Ah yes.
"I wake up at 5am every morning and make coffee (always from Folgers because they're a good American brand), two eggs, two slices of bacon, and half an orange.
I eat while reading The Patriot Post and seeing what memes freedom has brought me today. At 6:25, I switch to OAN for some variety. I typically read OAN for about an hour and a half, but I give myself five minutes wiggle room in case a story is particularly anti-immigration and I need to digest the blog statistics they cite. Then I shower and put on my pants, pull on my boots, and prepare myself for my day at work.

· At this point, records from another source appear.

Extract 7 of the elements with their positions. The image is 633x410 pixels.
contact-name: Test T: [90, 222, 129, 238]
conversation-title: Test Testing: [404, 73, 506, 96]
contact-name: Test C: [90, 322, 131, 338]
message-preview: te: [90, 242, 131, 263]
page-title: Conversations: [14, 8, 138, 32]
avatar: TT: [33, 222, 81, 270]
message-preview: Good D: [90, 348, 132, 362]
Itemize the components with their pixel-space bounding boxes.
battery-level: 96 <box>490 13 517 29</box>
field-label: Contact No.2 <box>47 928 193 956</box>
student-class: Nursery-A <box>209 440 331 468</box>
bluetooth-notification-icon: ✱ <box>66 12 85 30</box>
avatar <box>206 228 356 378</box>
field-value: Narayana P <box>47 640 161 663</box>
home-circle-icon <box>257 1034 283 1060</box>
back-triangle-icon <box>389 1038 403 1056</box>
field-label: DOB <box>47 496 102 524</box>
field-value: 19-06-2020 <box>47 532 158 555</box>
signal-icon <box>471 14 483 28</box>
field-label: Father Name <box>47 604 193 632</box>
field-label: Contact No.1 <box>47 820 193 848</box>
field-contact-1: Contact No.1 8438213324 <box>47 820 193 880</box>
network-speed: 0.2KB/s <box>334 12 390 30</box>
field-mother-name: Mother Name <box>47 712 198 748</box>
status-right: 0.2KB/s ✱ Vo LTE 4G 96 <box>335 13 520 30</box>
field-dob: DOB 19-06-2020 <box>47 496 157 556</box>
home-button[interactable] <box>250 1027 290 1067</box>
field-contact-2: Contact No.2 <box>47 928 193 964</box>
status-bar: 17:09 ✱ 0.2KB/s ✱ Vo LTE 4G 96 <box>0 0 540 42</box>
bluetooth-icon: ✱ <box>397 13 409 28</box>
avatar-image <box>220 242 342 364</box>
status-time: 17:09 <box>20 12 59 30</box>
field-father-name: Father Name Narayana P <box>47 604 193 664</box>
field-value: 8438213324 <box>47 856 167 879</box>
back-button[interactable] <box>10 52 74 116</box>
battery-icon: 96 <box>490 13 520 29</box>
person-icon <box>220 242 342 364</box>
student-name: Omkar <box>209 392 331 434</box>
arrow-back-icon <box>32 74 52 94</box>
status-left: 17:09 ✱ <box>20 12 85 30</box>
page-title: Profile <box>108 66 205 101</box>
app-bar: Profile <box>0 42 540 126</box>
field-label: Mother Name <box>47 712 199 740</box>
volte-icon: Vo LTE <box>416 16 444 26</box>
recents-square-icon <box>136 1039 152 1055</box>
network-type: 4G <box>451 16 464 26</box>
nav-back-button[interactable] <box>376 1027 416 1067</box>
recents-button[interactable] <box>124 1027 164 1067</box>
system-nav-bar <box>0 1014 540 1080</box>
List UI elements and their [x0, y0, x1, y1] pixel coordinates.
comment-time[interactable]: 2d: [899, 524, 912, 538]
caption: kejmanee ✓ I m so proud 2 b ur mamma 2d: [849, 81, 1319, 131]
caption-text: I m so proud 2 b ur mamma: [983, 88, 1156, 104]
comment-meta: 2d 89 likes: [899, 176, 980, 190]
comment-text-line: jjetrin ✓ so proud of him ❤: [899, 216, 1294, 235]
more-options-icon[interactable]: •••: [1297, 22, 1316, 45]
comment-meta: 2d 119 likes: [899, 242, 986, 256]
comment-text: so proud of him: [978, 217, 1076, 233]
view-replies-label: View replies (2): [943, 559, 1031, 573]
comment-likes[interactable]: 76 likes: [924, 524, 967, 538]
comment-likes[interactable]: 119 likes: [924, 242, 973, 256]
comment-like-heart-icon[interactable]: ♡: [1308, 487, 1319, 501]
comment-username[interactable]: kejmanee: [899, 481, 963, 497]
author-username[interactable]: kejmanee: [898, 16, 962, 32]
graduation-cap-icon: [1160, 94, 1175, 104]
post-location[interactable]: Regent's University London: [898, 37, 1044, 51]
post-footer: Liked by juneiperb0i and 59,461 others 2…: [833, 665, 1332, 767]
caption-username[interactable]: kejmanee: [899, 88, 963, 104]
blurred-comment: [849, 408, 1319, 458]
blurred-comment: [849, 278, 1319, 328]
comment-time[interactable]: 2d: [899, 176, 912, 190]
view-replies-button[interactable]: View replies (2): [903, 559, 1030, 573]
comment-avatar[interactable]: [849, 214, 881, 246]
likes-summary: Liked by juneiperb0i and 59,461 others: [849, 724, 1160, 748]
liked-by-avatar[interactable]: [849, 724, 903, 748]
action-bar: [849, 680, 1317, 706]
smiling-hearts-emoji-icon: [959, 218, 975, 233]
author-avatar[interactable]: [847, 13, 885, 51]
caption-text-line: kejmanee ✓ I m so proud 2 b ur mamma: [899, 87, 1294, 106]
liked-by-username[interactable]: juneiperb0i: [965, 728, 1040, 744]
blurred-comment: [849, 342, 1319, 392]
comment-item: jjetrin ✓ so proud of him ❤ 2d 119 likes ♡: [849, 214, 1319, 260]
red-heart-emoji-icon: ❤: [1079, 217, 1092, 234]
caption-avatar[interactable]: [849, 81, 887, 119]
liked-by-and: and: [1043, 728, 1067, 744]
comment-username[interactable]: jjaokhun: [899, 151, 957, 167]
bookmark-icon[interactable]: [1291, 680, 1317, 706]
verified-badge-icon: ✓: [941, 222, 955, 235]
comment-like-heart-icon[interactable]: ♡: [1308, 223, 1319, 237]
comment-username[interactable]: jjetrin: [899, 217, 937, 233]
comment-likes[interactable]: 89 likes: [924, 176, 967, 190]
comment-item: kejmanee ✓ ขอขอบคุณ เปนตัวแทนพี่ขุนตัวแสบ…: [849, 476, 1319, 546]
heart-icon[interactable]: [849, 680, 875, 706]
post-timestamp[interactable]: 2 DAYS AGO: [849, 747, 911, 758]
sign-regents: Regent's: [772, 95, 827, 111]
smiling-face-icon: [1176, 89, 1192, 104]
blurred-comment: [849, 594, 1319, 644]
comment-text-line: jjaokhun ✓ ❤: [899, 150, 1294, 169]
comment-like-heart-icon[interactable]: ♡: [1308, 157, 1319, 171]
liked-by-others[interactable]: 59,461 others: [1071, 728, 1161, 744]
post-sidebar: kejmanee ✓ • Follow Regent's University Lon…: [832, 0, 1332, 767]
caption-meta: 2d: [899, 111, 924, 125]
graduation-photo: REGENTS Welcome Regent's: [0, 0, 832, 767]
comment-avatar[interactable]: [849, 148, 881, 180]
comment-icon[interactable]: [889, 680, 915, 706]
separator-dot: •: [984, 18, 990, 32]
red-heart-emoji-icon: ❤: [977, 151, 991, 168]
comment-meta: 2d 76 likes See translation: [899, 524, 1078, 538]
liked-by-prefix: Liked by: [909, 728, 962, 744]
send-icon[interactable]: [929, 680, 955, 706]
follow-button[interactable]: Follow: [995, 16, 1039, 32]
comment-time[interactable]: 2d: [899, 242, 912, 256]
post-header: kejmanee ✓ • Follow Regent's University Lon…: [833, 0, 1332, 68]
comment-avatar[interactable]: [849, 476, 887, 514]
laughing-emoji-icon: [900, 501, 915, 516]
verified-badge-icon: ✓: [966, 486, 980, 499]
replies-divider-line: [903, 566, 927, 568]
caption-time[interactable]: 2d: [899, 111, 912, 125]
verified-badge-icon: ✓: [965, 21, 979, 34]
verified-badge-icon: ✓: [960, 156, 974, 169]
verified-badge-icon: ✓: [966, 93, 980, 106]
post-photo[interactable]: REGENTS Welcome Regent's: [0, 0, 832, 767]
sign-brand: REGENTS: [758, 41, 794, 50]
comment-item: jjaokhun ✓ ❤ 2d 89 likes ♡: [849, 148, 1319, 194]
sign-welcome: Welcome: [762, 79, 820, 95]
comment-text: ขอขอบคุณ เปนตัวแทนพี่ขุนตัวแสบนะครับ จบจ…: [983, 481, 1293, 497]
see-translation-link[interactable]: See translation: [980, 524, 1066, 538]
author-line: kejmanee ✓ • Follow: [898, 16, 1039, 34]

At work, I only work- I never talk to my coworkers. At breaks, I hop on Facebook and share as many memes as I can, even if their location is accidentally left on in Vorotynsk because they're probably just on a business trip. At lunch, I cruise YouTube videos (keywords: freedom, liberty, antifa, blm, communist) and watch Ben Shapiro and Crowder pwn stupid libs. Sometimes I listen to Dirks Bentley or, if I'm feeling especially white, Frank Sinatra. Oh man, that reminds me that Nancy's boots could walk all over me I tell you what. Now I'm thinking about Nancy Reagan and now I'm crying because Ronnie died after a lifetime of patriotism. I'll say three "In God We Trusts" and the tears stop, replaced with radiant nationalism.
After work, I pull off my boots (because if you're gonna have bootstraps, you gotta pull 'em as much as possible) and immediately start replying to commie commenters on my favorite YouTube channels. Oh man if they could see my big arms and my big chest and my throbbing justice... fingers. Just imagine if one of them is antifa and he decides to lol end himself- it'd be weakness leaving humankind. He's probably mentally unstable anyway, who wants to be anti-fascist?
For dinner, I have a Hungry Man frozen meal. The CEO of Hungry Man* isn't one of those pansy-ass CEOs who gives money to libruls, he's a man's man who hunts tigers for sport. I had to stop using 4chan because the ads are too sexual and sex is only for procreation, so I use r/Conservative. At 8:15 every night, I point myself toward Detroit and say 'horsepower is torque times revs divided by 5252. Thank you God for V8s, Red, White, and Blue, and Donald J. Trump.' Then I see what Trump has emailed me today before falling asleep cradling our President's framed picture."
*I don't know who the CEO of Hungry Man is or if they're their own company or whatever. I needed an All-American purveyor of shit for the bit.
I prefer to write my memes out using words.